El PSOE ha registrado en el Congreso una reforma del Código Penal y de la Ley Orgánica del Poder Judicial para introducir nuevas causas de recusación y abstención cuando un juez se pronuncie públicamente en términos políticos, invocando su cargo. La iniciativa llega tras años de exposición mediática de magistrados y asociaciones judiciales que han intervenido de forma explícita en el debate político. El objetivo declarado es proteger la apariencia de imparcialidad; el riesgo, redefinir los límites entre expresión profesional y libertad individual.
Un conflicto que no empieza ahora
La reforma no surge en abstracto. Responde a una deriva sostenida de posicionamientos públicos de actores judiciales que han asumido roles de parte en conflictos políticos territoriales, legislativos o electorales.
El problema no es solo jurídico, sino de credibilidad institucional. Un juez que se presenta como actor político introduce duda razonable sobre su capacidad para decidir sin sesgos, incluso cuando la decisión sea técnicamente correcta.
La propuesta no se limita a declaraciones públicas: también incluye contactos privados con partes interesadas y participación en actos y concentraciones. Es decir, no se sanciona una opinión, sino su uso estratégico desde la autoridad judicial. La clave es la apariencia, no solo la imparcialidad efectiva. La justicia necesita que se confíe en ella, no solo que funcione.
El riesgo de legislar sobre el gesto
La cuestión es dónde trazar la línea.
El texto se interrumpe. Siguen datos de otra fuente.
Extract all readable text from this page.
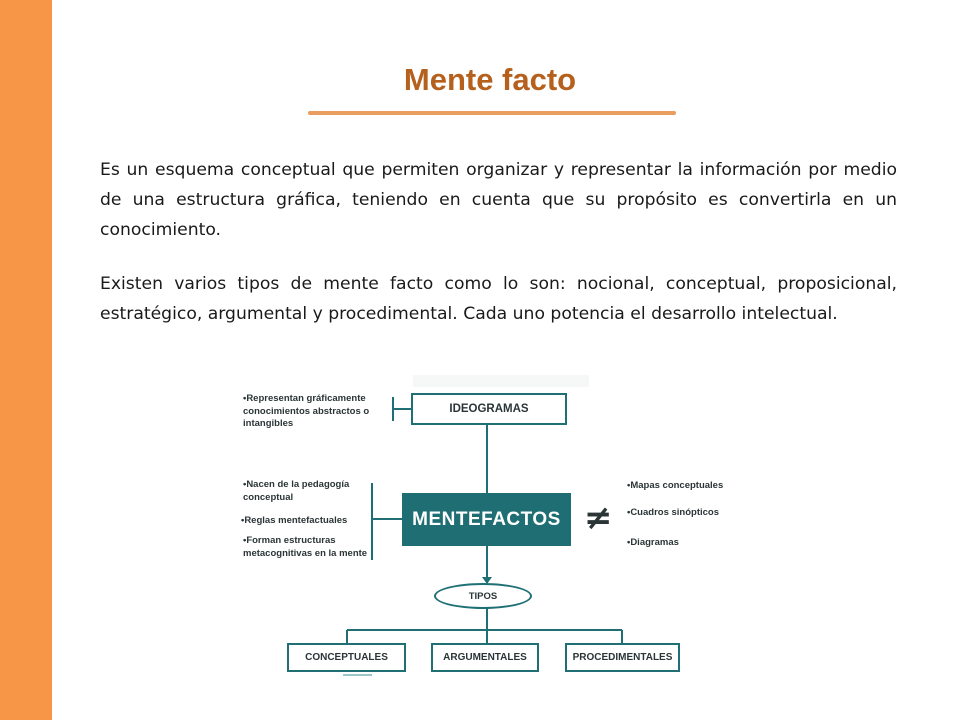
Mente facto

Es un esquema conceptual que permiten organizar y representar la información por medio de una estructura gráfica, teniendo en cuenta que su propósito es convertirla en un conocimiento.

Existen varios tipos de mente facto como lo son: nocional, conceptual, proposicional, estratégico, argumental y procedimental. Cada uno potencia el desarrollo intelectual.

IDEOGRAMAS
MENTEFACTOS
TIPOS
CONCEPTUALES	ARGUMENTALES	PROCEDIMENTALES
≠
•Representan gráficamente conocimientos abstractos o intangibles
•Nacen de la pedagogía conceptual
•Reglas mentefactuales
•Forman estructuras metacognitivas en la mente
•Mapas conceptuales
•Cuadros sinópticos
•Diagramas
Jueces y fiscales, como cualquier persona, tienen posiciones políticas. La diferencia es que su trabajo no puede funcionar sin un marco mínimo de neutralidad reconocida colectivamente.
En un escenario donde los tribunales se han convertido en terreno de disputa ideológica, las declaraciones públicas de jueces no son un detalle, sino un factor estructural de deslegitimación del sistema.
Sin embargo, cualquier regulación en este terreno exige precisión. El riesgo es convertir un mecanismo de protección institucional en un instrumento sancionador.
La clave no está en prohibir opiniones, sino en evitar que el cargo se utilice como altavoz o escudo. Aquí es donde la cultura democrática pesa más que la letra jurídica.
Derogar las ofensas religiosas: una deuda pendiente
La proposición incluye además la derogación del artículo 525 del Código Penal, el delito de ofensa a los sentimientos religiosos. Es un cambio relevante: el mantenimiento de esta figura penal ha funcionado históricamente como freno a la crítica cultural y a la expresión artística, no como protección de la libertad de culto.
La derogación alinea la legislación con un principio básico: las creencias no pueden colocarse por encima del derecho a la expresión, y los sistemas simbólicos también pueden ser cuestionados.
Que esta derogación llegue ahora, tras años de uso selectivo del delito para perseguir performances, humoristas o activistas, se explica por correlación de fuerzas, no por convicción repentina.
No hay consenso cerrado sobre la reforma, y la discusión será áspera. Lo que está en juego es quién define la neutralidad institucional y desde dónde.
El problema no son las opiniones privadas de los jueces. El problema aparece cuando la autoridad judicial se convierte en agente político y, con ello, la justicia deja de ser un espacio común y pasa a ser otro frente de combate.